I don´t know the optimal width and depth for this problem, but I surely know tese values are suboptimal.

In [31]:
input_size=784
output_size=10
hidden_layer_size=100

#Our data (from tfds) is such that each input is 28x28x1. We need to flat the images into vectors.
model = tf.keras.Sequential([
    tf.keras.layers.Flatten(input_shape=(28,28,1)),
    tf.keras.layers.Dense(hidden_layer_size,activation='relu'),
    tf.keras.layers.Dense(hidden_layer_size,activation='relu'),
    tf.keras.layers.Dense(output_size,activation='softmax')])

### Choose the optimizer and the loss function

In [32]:
from tensorflow.keras.optimizers import Adam 
model.compile(loss='sparse_categorical_crossentropy',metrics=['accuracy'])#,optmizer= 'adam')

### Training

What happens inside an epoch
1. At the beginning of each epoch, the training loss will be set to 0
2. The algorithm will iterate over a preset number of batches, all from train_data
3. The weights and biases will be updated as many times as there are batches
4. We will get a value for the loss function, indicating how the training is going.
5. We will also see a training accuracy
6. At the end of the epoch, the algorithm will forward propagate the whole validation set.

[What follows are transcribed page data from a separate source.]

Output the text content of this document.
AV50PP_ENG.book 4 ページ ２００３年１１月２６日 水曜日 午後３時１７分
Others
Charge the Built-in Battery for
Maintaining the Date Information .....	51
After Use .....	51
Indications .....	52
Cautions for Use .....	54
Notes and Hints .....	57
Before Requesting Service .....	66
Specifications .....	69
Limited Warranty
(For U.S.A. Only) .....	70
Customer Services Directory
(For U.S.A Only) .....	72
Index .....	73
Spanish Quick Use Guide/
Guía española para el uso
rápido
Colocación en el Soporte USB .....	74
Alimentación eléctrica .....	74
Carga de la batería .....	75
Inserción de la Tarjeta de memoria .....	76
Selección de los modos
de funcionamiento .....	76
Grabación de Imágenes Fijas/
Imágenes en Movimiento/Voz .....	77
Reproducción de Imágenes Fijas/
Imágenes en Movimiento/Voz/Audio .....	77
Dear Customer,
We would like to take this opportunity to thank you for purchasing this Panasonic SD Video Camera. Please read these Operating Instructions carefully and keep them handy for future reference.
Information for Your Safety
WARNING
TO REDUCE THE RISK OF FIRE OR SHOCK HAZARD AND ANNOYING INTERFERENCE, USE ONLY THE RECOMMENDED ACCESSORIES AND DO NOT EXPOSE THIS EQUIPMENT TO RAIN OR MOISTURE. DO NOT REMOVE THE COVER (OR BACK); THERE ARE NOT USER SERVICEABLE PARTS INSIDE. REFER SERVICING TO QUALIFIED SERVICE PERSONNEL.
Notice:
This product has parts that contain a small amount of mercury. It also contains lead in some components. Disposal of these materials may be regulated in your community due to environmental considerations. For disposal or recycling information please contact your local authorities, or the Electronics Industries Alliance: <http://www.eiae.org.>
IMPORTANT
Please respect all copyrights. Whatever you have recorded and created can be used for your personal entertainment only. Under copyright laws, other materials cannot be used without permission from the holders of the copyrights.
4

When we reach the maximum number of epochs the training will be over. 

In [33]:
NUM_EPOCHS = 5
model.fit(train_data,epochs=NUM_EPOCHS, validation_data=(validation_inputs,validation_targets),verbose=2)

Epoch 1/5
540/540 - 7s - loss: 0.3127 - accuracy: 0.9104 - val_loss: 0.1796 - val_accuracy: 0.9475 - 7s/epoch - 13ms/step
Epoch 2/5
540/540 - 7s - loss: 0.1344 - accuracy: 0.9599 - val_loss: 0.1180 - val_accuracy: 0.9663 - 7s/epoch - 13ms/step
Epoch 3/5
540/540 - 8s - loss: 0.0961 - accuracy: 0.9710 - val_loss: 0.1065 - val_accuracy: 0.9705 - 8s/epoch - 15ms/step
Epoch 4/5
540/540 - 7s - loss: 0.0751 - accuracy: 0.9767 - val_loss: 0.0890 - val_accuracy: 0.9742 - 7s/epoch - 14ms/step
Epoch 5/5
540/540 - 7s - loss: 0.0626 - accuracy: 0.9809 - val_loss: 0.0748 - val_accuracy: 0.9802 - 7s/epoch - 13ms/step


<keras.callbacks.History at 0x11171ac8>

Loss should be decresing within epoch.

The accuracy show in what % of the cases our outputs were equal to the targets.

We usually keep an eye on the validation loss (or set early stopping mechanisms) to determine whether the model is overfitting.
val_accuracy of the last epoch = true accuracy of the model.

## Test the model

In [34]:
test_loss,test_accuracy=model.evaluate(test_data)



In [35]:
print('Test loss: {0:.2f}. Test accuracy: {1:.2f}%'.format(test_loss,test_accuracy*100))

Test loss: 0.09. Test accuracy: 97.33%


After we test the model, conceptually we are no longer allowed to change it.

Getting a test accuracy very close to the validation accuracy shows that we have not overfit.